Вначале все мы чувствовали себя довольно стесненно. Марион заметно нервничала, а остальные вели себя так, словно их заставили играть какую-то незнакомую, малопонятную роль. Но все оживились, когда я принялся болтать о разных пустяках, рассказывать о школе, о своей жизни в Лондоне, об Уимблхерсте и о днях своего ученичества.
- Слишком много народа нынче занимается науками, - глубокомысленно заметил мистер Рембот. - Я иногда задаю себе вопрос: что в этом хорошего?
По своей молодости я дал втянуть себя в "маленький диспут", как он выразился, но Марион вовремя прервала его.
- Простите, что я вмешиваюсь, - сказала она, - но, на мой взгляд, вы оба по-своему правы.
Затем мать Марион поинтересовалась, какую церковь я посещаю. На этот вопрос я ответил уклончиво. После чая мы слушали музыку, а потом кто-то предложил петь гимны. Я сначала отказывался, ссылаясь на то, что у меня нет голоса, но мои возражения не были приняты во внимание, и пришлось петь. В конце концов я был вознагражден: сидел рядом с Марион и чувствовал прикосновение ее волос. Ее мать, усевшись в кресло, набитое конским волосом, бросала на нас умиленные взгляды.
Мы с Марион совершили прогулку к Путнийскому мосту, а затем все снова пели, потом ужинали - была подана холодная ветчина и пирог, - после чего мы с мистером Ремботом закурили трубки. Во время прогулки Марион рассказывала мне, с какой целью она делала наброски и копии в музее. Родственница одной из ее подруг - какая-то Смити - имела небольшое предприятие: ее мастерская изготовляла так называемое "персидское одеяние" - одноцветные накидки с яркой вышивкой. Марион работала в мастерской, когда поступало много заказов. Если же мастерская не была загружена, она придумывала новые рисунки для вышивки. С этой целью она и посещала музей, выискивая подходящие узоры и делая наброски в записной книжке; дома она переводила скопированные орнаменты на материал.
- Я зарабатываю немного, - сказала Марион, - но это интересное занятие.
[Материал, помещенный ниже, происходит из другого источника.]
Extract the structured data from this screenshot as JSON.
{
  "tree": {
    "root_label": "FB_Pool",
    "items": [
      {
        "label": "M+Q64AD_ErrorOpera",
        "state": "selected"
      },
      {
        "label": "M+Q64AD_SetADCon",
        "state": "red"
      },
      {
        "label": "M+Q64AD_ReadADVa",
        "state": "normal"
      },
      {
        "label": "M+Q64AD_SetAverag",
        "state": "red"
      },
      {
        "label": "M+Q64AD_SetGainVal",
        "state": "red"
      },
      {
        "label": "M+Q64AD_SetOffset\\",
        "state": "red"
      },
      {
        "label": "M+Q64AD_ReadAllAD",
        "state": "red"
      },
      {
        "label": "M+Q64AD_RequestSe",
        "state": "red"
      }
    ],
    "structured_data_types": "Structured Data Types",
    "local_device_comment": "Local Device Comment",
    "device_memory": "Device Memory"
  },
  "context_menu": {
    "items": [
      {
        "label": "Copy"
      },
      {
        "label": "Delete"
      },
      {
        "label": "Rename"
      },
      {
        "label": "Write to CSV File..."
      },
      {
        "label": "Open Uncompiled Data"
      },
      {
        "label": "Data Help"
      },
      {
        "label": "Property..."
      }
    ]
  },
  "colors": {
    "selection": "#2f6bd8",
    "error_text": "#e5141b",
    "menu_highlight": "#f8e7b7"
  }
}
Иногда мы работаем целые дни напролет. Конечно, работницы у нас страшно заурядны, но мы с ними почти не разговариваем. К тому же Смити способна говорить за десятерых.
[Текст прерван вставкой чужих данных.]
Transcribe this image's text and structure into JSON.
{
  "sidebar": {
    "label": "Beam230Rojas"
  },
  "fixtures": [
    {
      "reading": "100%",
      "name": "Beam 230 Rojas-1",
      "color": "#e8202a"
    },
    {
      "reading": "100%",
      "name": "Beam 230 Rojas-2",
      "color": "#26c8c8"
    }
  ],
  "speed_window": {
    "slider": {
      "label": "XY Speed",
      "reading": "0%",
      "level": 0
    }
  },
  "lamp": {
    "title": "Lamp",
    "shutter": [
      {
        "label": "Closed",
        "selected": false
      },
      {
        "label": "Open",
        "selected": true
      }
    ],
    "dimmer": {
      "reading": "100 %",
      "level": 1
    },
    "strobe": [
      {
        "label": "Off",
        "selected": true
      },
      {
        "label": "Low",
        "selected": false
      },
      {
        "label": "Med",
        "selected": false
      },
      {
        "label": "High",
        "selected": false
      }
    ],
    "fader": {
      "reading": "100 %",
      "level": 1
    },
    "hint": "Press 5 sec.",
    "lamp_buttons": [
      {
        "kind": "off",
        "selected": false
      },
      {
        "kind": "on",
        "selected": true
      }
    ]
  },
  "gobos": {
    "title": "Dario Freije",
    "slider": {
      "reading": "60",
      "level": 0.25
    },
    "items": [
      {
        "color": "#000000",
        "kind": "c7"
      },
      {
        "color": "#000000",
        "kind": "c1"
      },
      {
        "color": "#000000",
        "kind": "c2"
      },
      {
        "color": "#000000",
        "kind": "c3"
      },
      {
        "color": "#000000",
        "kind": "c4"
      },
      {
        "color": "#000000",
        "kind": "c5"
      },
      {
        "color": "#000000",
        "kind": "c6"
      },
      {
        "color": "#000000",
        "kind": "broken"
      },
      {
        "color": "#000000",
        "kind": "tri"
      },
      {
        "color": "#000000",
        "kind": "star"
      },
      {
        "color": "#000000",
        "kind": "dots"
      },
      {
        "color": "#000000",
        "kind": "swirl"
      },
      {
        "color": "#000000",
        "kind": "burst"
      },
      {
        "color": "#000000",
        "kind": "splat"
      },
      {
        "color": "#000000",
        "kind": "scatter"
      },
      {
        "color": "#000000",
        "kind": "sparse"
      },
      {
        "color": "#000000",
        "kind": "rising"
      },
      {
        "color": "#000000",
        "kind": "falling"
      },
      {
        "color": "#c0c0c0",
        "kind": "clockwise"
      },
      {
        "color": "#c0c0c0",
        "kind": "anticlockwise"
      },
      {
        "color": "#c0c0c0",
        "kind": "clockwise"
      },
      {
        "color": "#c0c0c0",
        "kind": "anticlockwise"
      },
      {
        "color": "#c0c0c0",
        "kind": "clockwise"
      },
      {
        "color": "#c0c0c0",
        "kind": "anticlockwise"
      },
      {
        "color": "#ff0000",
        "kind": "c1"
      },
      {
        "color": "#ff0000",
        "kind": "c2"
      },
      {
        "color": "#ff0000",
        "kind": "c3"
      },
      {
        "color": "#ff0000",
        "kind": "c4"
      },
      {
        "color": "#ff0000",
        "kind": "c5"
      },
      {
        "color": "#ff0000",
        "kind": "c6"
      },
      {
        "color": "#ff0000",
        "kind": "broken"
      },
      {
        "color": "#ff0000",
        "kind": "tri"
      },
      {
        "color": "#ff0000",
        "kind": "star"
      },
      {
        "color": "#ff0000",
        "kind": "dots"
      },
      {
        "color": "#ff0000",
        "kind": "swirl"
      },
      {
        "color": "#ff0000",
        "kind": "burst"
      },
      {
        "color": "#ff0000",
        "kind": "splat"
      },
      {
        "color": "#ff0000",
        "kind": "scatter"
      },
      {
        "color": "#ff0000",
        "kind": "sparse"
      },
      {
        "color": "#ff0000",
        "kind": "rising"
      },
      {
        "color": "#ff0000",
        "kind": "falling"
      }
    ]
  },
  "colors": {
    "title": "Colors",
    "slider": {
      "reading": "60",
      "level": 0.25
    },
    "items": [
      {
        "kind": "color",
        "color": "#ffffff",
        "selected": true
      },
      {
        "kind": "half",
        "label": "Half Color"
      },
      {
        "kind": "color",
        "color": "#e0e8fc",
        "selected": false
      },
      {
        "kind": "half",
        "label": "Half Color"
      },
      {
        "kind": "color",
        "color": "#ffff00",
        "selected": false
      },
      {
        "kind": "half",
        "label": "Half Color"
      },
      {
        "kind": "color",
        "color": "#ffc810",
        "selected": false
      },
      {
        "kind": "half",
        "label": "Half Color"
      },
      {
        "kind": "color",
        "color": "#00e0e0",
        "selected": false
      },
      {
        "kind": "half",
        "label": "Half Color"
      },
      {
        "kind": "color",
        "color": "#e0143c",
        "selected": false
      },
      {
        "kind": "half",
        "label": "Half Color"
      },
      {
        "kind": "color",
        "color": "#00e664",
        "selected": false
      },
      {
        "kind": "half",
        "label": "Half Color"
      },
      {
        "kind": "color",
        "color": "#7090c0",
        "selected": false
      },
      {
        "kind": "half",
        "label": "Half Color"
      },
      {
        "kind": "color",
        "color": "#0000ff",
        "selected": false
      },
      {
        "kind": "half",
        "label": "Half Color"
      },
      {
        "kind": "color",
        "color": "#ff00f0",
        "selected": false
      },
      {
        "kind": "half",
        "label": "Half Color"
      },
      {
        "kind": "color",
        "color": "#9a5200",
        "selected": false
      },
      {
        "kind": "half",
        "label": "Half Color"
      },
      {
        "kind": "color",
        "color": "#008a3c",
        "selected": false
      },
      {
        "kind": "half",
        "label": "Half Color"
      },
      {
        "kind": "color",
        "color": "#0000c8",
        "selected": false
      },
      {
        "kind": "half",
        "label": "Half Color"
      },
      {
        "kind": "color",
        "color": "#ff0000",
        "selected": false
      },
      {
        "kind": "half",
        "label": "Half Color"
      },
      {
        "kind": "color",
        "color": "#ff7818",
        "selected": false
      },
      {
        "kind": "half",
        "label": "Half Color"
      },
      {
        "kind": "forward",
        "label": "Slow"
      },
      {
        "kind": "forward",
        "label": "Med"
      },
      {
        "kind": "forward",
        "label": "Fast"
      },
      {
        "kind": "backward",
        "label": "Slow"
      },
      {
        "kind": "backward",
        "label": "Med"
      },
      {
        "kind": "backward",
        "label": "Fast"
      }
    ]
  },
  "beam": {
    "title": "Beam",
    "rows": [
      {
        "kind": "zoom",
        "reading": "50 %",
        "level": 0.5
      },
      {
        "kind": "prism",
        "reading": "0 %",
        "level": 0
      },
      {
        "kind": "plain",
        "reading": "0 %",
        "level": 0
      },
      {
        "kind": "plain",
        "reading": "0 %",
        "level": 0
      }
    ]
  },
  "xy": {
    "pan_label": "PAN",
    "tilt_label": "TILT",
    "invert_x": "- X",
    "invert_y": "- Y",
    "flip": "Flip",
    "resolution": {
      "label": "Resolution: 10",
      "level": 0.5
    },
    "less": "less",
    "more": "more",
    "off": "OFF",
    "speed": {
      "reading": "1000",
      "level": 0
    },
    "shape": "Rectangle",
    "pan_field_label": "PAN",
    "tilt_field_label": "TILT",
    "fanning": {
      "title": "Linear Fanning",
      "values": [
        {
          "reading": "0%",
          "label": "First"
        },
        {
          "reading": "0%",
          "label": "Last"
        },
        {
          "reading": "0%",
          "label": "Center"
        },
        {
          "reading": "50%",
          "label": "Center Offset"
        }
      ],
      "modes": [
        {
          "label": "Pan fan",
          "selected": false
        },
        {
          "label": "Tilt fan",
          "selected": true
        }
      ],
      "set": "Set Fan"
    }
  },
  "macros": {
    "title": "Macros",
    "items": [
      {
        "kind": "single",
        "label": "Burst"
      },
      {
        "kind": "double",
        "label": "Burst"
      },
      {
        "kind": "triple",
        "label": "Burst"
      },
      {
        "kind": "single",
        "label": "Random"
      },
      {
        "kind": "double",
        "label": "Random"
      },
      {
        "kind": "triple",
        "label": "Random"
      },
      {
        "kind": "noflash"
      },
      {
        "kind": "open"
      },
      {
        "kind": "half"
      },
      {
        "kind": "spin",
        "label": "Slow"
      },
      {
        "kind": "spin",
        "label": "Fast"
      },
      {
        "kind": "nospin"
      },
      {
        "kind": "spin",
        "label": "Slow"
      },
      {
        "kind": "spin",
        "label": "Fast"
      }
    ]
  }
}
Действительно, если судить по Марион, работницы в мастерской были личностями весьма заурядными.
Семейная обстановка в доме на Уолэм-Грин, его обитатели и то обстоятельство, что я увидел Марион в новом свете, не поколебали моей решимости жениться на ней. Родители не понравились мне. Но я принял их как неизбежность. Более того, Марион явно выигрывала в моих глазах при сравнении с ними; она властвовала над ними, она во всем была выше их и не скрывала этого.
Моя страсть росла с каждым днем. Я только и думал о том, как бы сделать приятное Марион, доказать ей свою преданность, каким роскошным подарком порадовать, как бы дать понять, насколько она мне желанна. И если иногда она обнаруживала свою ограниченность, если ее невежество теперь уже не вызывало у меня никаких сомнений, я говорил себе, что ее душевные качества для меня дороже самого утонченного ума и блестящего образования. И я сейчас еще думаю, что, по существу говоря, не ошибался. В ней было что-то прекрасное, что-то простое и вместе с тем возвышенное, порой проступавшее сквозь невежество, банальность и ограниченность, как мелькает язычок в пасти змеи…
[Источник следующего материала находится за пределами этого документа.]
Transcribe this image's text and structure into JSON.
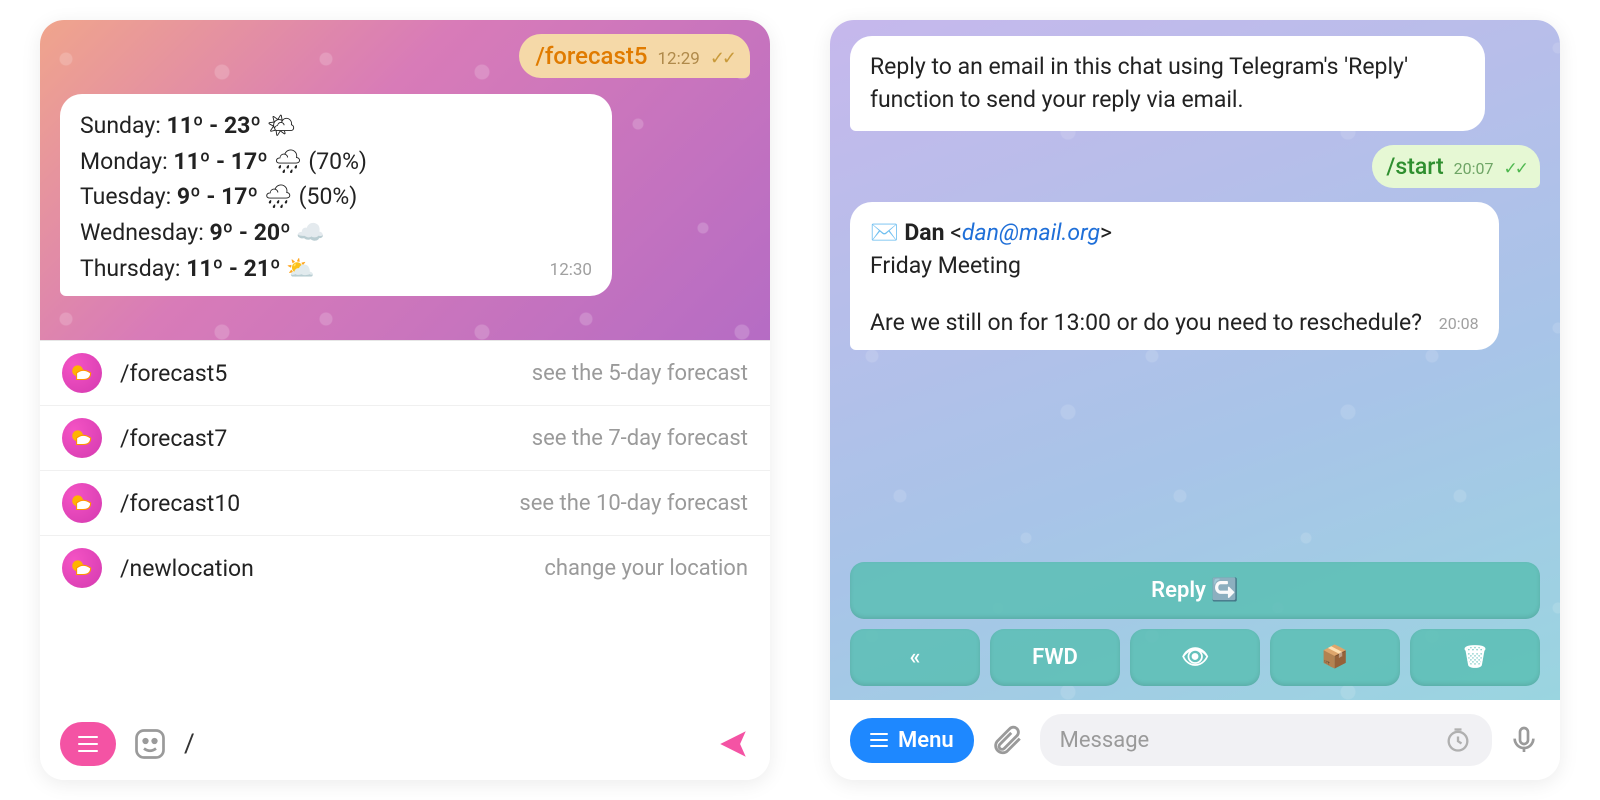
{
  "left": {
    "outgoing": {
      "text": "/forecast5",
      "time": "12:29"
    },
    "forecast": {
      "rows": [
        {
          "day": "Sunday:",
          "range": "11º - 23º",
          "icon": "🌤",
          "extra": ""
        },
        {
          "day": "Monday:",
          "range": "11º - 17º",
          "icon": "🌧",
          "extra": "(70%)"
        },
        {
          "day": "Tuesday:",
          "range": "9º - 17º",
          "icon": "🌧",
          "extra": "(50%)"
        },
        {
          "day": "Wednesday:",
          "range": "9º - 20º",
          "icon": "☁️",
          "extra": ""
        },
        {
          "day": "Thursday:",
          "range": "11º - 21º",
          "icon": "⛅",
          "extra": ""
        }
      ],
      "time": "12:30"
    },
    "commands": [
      {
        "name": "/forecast5",
        "desc": "see the 5-day forecast"
      },
      {
        "name": "/forecast7",
        "desc": "see the 7-day forecast"
      },
      {
        "name": "/forecast10",
        "desc": "see the 10-day forecast"
      },
      {
        "name": "/newlocation",
        "desc": "change your location"
      }
    ],
    "input_value": "/"
  },
  "right": {
    "intro": "Reply to an email in this chat using Telegram's 'Reply' function to send your reply via email.",
    "outgoing": {
      "text": "/start",
      "time": "20:07"
    },
    "email": {
      "icon": "✉️",
      "from_name": "Dan",
      "from_email": "dan@mail.org",
      "subject": "Friday Meeting",
      "body": "Are we still on for 13:00 or do you need to reschedule?",
      "time": "20:08"
    },
    "keyboard": {
      "reply": "Reply ↪️",
      "row2": [
        "«",
        "FWD",
        "👁",
        "📦",
        "🗑"
      ]
    },
    "menu_label": "Menu",
    "input_placeholder": "Message"
  }
}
Однажды вечером я удостоился чести проводить ее после концерта в институт Биркбека. Мы возвращались подземкой в вагоне первого класса - лучшего вагона в поезде не имелось. Мы были одни, и я впервые рискнул обнять ее.
- Зачем это? - как-то неуверенно сказала она.
- Я люблю вас, - прошептал я, чувствуя, как бешено колотится мое сердце, привлек ее к себе и поцеловал в холодные, безжизненные губы.